Verder werd in het energiearmoedeprogramma erin voorzien dat de distributienetbeheerders periodiek aan de OCMW’s lijsten zullen bezorgen van klanten wier contract wegens wanbetaling werd opgezegd. Bij de opmaak van elk Sociaal Rapport, waarin de statistieken verzameld worden, wordt jaarlijks door de Vlaamse Regulator van de Elektriciteits- en Gasmarkt (VREG) overlegd met de distributienetbeheerders. Daarbij wordt steeds geëvalueerd of de gerapporteerde cijfers nog relevant zijn en of er verbeteringen mogelijk zijn in de rapportering met de distributienetbeheerders. Het aantal gerapporteerde statistieken door de commerciële leveranciers is hoe dan ook beperkter en werd in het verleden aangevuld wanneer daar nood toe was.
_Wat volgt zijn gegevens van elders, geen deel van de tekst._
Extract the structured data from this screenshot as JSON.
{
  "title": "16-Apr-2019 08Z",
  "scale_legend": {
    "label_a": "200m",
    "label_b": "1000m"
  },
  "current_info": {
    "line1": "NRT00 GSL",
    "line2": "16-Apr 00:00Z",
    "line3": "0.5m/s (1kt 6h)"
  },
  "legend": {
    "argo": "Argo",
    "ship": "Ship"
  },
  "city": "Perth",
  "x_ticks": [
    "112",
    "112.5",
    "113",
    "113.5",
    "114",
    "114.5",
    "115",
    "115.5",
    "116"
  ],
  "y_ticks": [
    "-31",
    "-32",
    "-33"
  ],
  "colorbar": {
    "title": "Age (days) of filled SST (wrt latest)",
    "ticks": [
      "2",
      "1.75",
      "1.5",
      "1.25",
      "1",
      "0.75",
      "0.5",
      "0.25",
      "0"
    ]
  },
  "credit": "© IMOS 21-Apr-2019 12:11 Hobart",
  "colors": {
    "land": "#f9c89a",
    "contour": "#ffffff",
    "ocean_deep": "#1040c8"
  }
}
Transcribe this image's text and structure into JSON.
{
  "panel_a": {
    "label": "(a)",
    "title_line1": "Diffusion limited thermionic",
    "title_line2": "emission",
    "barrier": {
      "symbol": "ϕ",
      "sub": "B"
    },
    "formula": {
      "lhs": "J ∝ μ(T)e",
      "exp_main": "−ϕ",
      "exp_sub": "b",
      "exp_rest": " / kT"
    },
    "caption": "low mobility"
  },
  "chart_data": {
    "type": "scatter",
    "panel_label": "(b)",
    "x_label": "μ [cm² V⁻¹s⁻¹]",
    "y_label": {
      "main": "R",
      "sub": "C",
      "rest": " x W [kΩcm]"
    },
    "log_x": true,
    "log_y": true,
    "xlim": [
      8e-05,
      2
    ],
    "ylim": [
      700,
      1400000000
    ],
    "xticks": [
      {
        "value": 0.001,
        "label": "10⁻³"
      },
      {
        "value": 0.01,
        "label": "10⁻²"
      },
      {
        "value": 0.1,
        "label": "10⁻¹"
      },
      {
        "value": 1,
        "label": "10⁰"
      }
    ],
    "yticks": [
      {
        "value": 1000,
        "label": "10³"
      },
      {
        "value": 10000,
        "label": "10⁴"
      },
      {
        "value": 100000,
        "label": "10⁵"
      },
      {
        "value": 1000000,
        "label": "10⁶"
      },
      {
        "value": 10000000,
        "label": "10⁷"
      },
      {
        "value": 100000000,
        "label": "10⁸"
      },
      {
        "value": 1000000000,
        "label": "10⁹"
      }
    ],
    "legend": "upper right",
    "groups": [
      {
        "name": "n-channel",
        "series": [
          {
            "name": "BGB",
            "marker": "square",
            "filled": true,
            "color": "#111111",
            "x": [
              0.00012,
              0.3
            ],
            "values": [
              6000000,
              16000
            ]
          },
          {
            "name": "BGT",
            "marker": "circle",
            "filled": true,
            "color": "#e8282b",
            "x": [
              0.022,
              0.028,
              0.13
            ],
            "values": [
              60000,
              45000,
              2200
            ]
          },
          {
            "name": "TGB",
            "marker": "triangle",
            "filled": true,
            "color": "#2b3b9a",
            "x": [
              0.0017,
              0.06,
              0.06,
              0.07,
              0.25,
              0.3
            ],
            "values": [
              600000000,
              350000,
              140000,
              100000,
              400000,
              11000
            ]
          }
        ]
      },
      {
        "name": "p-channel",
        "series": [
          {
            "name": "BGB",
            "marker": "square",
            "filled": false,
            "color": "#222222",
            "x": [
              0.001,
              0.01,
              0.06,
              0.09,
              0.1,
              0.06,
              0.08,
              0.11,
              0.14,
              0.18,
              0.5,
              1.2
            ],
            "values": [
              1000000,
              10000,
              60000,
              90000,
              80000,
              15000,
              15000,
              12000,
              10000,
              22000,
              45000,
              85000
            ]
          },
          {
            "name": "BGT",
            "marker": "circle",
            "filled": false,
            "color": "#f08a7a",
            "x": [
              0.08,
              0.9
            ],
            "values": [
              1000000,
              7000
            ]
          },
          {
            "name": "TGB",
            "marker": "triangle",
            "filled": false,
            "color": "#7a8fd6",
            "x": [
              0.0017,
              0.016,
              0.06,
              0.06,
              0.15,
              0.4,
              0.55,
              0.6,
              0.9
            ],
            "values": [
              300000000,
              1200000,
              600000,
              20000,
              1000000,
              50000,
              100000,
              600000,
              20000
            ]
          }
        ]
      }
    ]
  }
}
Voor het sociaal rapport 2014 werden volgende vragen aan het rapporteringsmodel toegevoegd. Voor de distributienetbeheerders vraagt men ten eerste de gecombineerde wissels elektriciteit/aardgas van netbeheerder naar commerciële leverancier. Dit geeft een beeld van de klanten van de distributienetbeheerder die onterecht opnieuw naar de commerciële markt gaan. Ten tweede vraagt men het aantal klassieke afbetalingsplannen voor elektriciteit/aardgas waarvoor in 2014 nog minstens één aflossing moest gebeuren. Dit betreft de afbetalingsplannen die niet worden afgelost via de budgetmeter, maar volgens een klassiek maandelijks afbetalingsplan.
Voor de commerciële leveranciers werden volgende vragen toegevoegd in het rapporteringsmodel: de gemiddelde looptijd van de in 2014 opgestarte afbetalingsplannen, uitgedrukt in maanden, dit om een betere vergelijking van de afbetalingsplannen met de goedepraktijkafbetalingsplannen van de VREG toe te laten. In het laatste rapport van 2015 werden geen nieuwe statistieken toegevoegd.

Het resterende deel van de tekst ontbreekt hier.